A Case of Metachronous Liver Metastasis of Gallbladder Cancer Controlled by Liver Resection

2020 
: The patient was an 81-year-old woman. She had undergone extended cholecystectomy with lymph node dissection for primary gallbladder cancer. The pathological diagnosis was moderately differentiated tubular adenocarcinoma(pT2, N0, M0, pStage Ⅱ). Eleven months after the initial surgery, dynamic CT revealed a solitary low-enhanced tumor in S5 ofthe liver. As the tumor was detected with abnormal FDG uptake by PET-CT, we diagnosed the patient with a metastatic liver tumor from gallbladder cancer.

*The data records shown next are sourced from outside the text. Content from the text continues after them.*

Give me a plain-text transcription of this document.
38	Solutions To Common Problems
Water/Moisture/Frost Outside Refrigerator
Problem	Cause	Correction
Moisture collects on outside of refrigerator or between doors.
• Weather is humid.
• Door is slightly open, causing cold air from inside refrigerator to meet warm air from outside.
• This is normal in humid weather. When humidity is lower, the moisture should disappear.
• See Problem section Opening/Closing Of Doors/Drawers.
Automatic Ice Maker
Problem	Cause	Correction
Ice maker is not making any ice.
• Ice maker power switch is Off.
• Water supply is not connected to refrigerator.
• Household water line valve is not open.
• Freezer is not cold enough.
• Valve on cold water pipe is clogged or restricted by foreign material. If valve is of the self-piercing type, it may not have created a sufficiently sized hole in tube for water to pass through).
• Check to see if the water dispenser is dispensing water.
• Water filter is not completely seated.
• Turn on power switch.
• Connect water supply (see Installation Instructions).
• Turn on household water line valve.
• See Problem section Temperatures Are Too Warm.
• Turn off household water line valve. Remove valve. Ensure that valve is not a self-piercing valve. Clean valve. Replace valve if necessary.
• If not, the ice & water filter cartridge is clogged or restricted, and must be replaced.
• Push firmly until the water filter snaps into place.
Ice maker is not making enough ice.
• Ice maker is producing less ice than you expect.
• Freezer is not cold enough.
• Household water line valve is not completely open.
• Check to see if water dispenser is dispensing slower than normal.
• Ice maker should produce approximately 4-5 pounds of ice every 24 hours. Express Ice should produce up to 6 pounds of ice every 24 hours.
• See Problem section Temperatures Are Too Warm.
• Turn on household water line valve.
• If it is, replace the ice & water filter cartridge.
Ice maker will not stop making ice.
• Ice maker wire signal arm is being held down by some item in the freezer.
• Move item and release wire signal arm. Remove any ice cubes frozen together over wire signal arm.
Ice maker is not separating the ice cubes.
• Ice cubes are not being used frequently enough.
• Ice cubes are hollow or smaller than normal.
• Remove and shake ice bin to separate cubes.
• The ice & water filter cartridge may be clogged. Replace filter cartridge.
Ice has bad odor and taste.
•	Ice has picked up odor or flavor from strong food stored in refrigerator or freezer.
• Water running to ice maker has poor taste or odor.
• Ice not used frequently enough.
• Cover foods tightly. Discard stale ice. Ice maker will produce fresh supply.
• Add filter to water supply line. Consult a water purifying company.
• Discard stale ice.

Although chemotherapy was considered, conservative treatment was selected as the patient did not want to undergo chemotherapy. Therefore, laparoscopic partial liver resection was performed 15 months after the initial surgery with the consideration that no other distant metastasis was found, and tumor markers were within normal ranges. The postoperative course was uneventful, and the patient was discharged 13 days after liver resection without any morbidities. The resected tumor was pathologically diagnosed as a metastatic liver tumor from gallbladder cancer. She has achieved 18 months recurrence free survival after the liver resection without adjuvant chemotherapy. Although liver resection for a metastatic liver tumor from gallbladder cancer is not a standardized treatment, it may be a therapeutic option in cases of limited metastasis.